Paperdigm: Paper Theater

In spring 2009, students of my Security by Obscurity project were digging into the looks and poetics of online security and the way we are made to believe that we are safe or in danger. Of course Schneier on Security was among our primary readings. The book is a collection of Bruce Schneier’s commentaries from the last decade, most can also be found online. For example the one that provoked a lot of interesting discussions — Praise of Security Theater where Schneier explains the term: Security Theater is “security primarily designed to make you feel more secure.”

Thinking about examples of Security Theater we very soon arrived at the huge field of paper simulation on screen. To look more official, more personal, more trustworthy, more real, designers put digital content on a background that looks like paper. Though the web is so much better than paper.


I now own a piece of software!


I am convinced that this girl is sincere and spontaneous!


I am sure Román Cortés really exists and will read my message!

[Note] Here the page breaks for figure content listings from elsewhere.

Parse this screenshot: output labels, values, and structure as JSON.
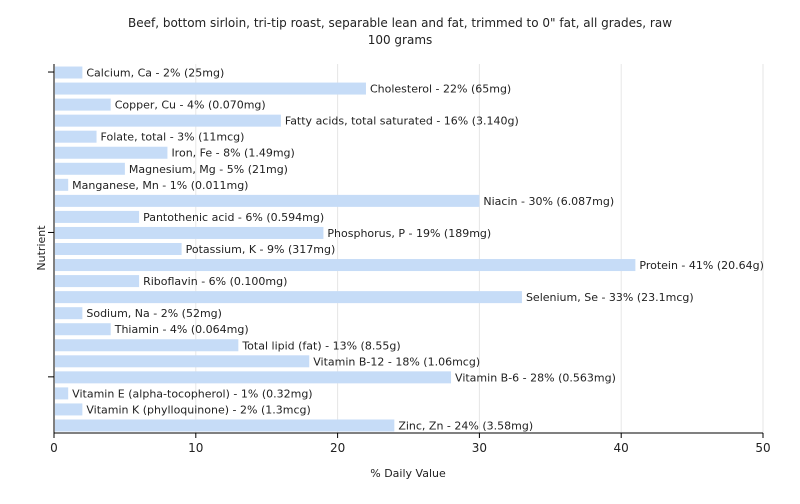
{
  "chart_data": {
    "type": "bar",
    "orientation": "horizontal",
    "title": "Beef, bottom sirloin, tri-tip roast, separable lean and fat, trimmed to 0\" fat, all grades, raw",
    "subtitle": "100 grams",
    "xlabel": "% Daily Value",
    "ylabel": "Nutrient",
    "xlim": [
      0,
      50
    ],
    "xticks": [
      "0",
      "10",
      "20",
      "30",
      "40",
      "50"
    ],
    "grid": true,
    "bar_color": "#c6dcf7",
    "categories": [
      "Calcium, Ca",
      "Cholesterol",
      "Copper, Cu",
      "Fatty acids, total saturated",
      "Folate, total",
      "Iron, Fe",
      "Magnesium, Mg",
      "Manganese, Mn",
      "Niacin",
      "Pantothenic acid",
      "Phosphorus, P",
      "Potassium, K",
      "Protein",
      "Riboflavin",
      "Selenium, Se",
      "Sodium, Na",
      "Thiamin",
      "Total lipid (fat)",
      "Vitamin B-12",
      "Vitamin B-6",
      "Vitamin E (alpha-tocopherol)",
      "Vitamin K (phylloquinone)",
      "Zinc, Zn"
    ],
    "values": [
      2,
      22,
      4,
      16,
      3,
      8,
      5,
      1,
      30,
      6,
      19,
      9,
      41,
      6,
      33,
      2,
      4,
      13,
      18,
      28,
      1,
      2,
      24
    ],
    "labels": [
      "Calcium, Ca - 2% (25mg)",
      "Cholesterol - 22% (65mg)",
      "Copper, Cu - 4% (0.070mg)",
      "Fatty acids, total saturated - 16% (3.140g)",
      "Folate, total - 3% (11mcg)",
      "Iron, Fe - 8% (1.49mg)",
      "Magnesium, Mg - 5% (21mg)",
      "Manganese, Mn - 1% (0.011mg)",
      "Niacin - 30% (6.087mg)",
      "Pantothenic acid - 6% (0.594mg)",
      "Phosphorus, P - 19% (189mg)",
      "Potassium, K - 9% (317mg)",
      "Protein - 41% (20.64g)",
      "Riboflavin - 6% (0.100mg)",
      "Selenium, Se - 33% (23.1mcg)",
      "Sodium, Na - 2% (52mg)",
      "Thiamin - 4% (0.064mg)",
      "Total lipid (fat) - 13% (8.55g)",
      "Vitamin B-12 - 18% (1.06mcg)",
      "Vitamin B-6 - 28% (0.563mg)",
      "Vitamin E (alpha-tocopherol) - 1% (0.32mg)",
      "Vitamin K (phylloquinone) - 2% (1.3mcg)",
      "Zinc, Zn - 24% (3.58mg)"
    ]
  }
}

One of the students, Stefan Krappitz, boiled down this behavior to his project PaperTrust. It is a minimalistic online application: You paste your text in a form and get it back as if it was printed on the paper of your choice, so you can express yourself through paper if the content doesn’t quite do it. Choose fake watermarks for official documents, a napkin to appear creative, or use heavy paper with prepared Adorno footnotes on it! (They may not be a proper reference to your text, but nobody will have doubts in your academic skills.)